问题
I am trying to use ANTLR4 to parse source files. One thing I need to do is that a string literal contains all kinds of characters and possibly white spaces while normal identifiers contains only English characters and digits (white spaces are thrown away).

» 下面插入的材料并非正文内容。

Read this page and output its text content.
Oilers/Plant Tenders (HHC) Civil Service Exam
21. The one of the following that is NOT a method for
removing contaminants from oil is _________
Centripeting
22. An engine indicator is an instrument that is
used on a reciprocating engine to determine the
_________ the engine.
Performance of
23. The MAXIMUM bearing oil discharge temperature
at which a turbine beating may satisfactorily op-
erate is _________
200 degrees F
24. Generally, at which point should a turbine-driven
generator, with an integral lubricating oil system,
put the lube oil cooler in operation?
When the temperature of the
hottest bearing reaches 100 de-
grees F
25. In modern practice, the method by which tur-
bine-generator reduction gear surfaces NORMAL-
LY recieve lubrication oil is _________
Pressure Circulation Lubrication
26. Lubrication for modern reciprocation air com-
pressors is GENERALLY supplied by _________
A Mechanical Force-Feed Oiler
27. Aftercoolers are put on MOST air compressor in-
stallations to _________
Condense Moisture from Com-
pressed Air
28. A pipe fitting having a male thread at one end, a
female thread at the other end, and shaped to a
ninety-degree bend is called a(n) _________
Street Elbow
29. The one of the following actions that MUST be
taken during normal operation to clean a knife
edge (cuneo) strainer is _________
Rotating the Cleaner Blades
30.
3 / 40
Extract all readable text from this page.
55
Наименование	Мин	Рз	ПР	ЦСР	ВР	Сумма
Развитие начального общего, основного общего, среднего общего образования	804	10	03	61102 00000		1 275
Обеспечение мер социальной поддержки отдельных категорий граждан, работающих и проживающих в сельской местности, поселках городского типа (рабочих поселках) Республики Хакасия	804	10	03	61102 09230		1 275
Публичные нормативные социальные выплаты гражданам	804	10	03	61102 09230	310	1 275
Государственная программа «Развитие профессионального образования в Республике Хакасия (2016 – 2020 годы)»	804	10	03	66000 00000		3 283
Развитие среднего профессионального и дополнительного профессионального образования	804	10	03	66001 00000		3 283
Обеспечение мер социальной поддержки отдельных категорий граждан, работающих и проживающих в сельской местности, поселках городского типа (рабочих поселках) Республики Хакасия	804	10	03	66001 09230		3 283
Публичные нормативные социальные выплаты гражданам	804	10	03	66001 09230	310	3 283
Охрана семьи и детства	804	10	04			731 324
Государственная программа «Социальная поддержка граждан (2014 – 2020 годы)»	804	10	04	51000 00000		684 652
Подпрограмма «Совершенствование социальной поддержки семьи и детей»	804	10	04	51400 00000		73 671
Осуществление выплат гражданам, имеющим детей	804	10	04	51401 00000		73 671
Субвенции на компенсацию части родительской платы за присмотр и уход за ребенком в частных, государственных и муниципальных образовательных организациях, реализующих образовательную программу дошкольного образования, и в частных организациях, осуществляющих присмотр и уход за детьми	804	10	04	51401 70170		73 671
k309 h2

I use the following antlr grammar rules (the minimal example), but it doesn't work as expected.
grammar parseString;
rules
: stringRule+
;
stringRule
: formatString
| idString
;
formatString
: STRING_DOUBLEQUOTE STRING STRING_DOUBLEQUOTE
;
idString
: (NONTERM | TERM)
;
// LEXER
STRING_DOUBLEQUOTE
: '"' ;
DIGITS
: DIGIT+
;
TERM
: UPPERCHAR CHAR+
;
NONTERM
: LOWERCHAR CHAR+
;
fragment
CHAR
: LOWERCHAR
| UPPERCHAR
| DIGIT
| '-'
| '_'
;
fragment
DIGIT
: [0-9]
;
fragment
LOWERCHAR
: [a-z]
;
fragment
UPPERCHAR
: [A-Z]
;
WS
: (' ' | '\t' | '\r' | '\n')+ -> skip
; // skip spaces, tabs, newlines
LINE_COMMENT
: '//' ~[\r\n]* -> skip
;
STRING
: ~('"')*
;
For the test cases that I use,
Test
HelloWorld
"$this is a string"
"*this is another string!"
I got the error line 1:0 extraneous input 'Test\nHelloWorld\n' expecting {'"', TERM, NONTERM}. And the last two lines of the 'formatString' are correctly parsed. But for the first two lines, since the newline characters ('\n') haven't got thrown away, thus they are not matched to 'idString'. I am wondering what I did wrong.
回答1:
Your STRING rule will match anything but quotes so will scarf just about anything. That is way too loose. You will need a much tighter definition of exactly what distinguishes a STRING from the others I think. Once it's in ~'"'* it will scarf until '"'.
回答2:
Yes there is a problem in this grammar. the token STRING matchs 'Test\nHelloWorld\n'. It will put everything in this token, but there is no rule that takes just the TOKEN STRING.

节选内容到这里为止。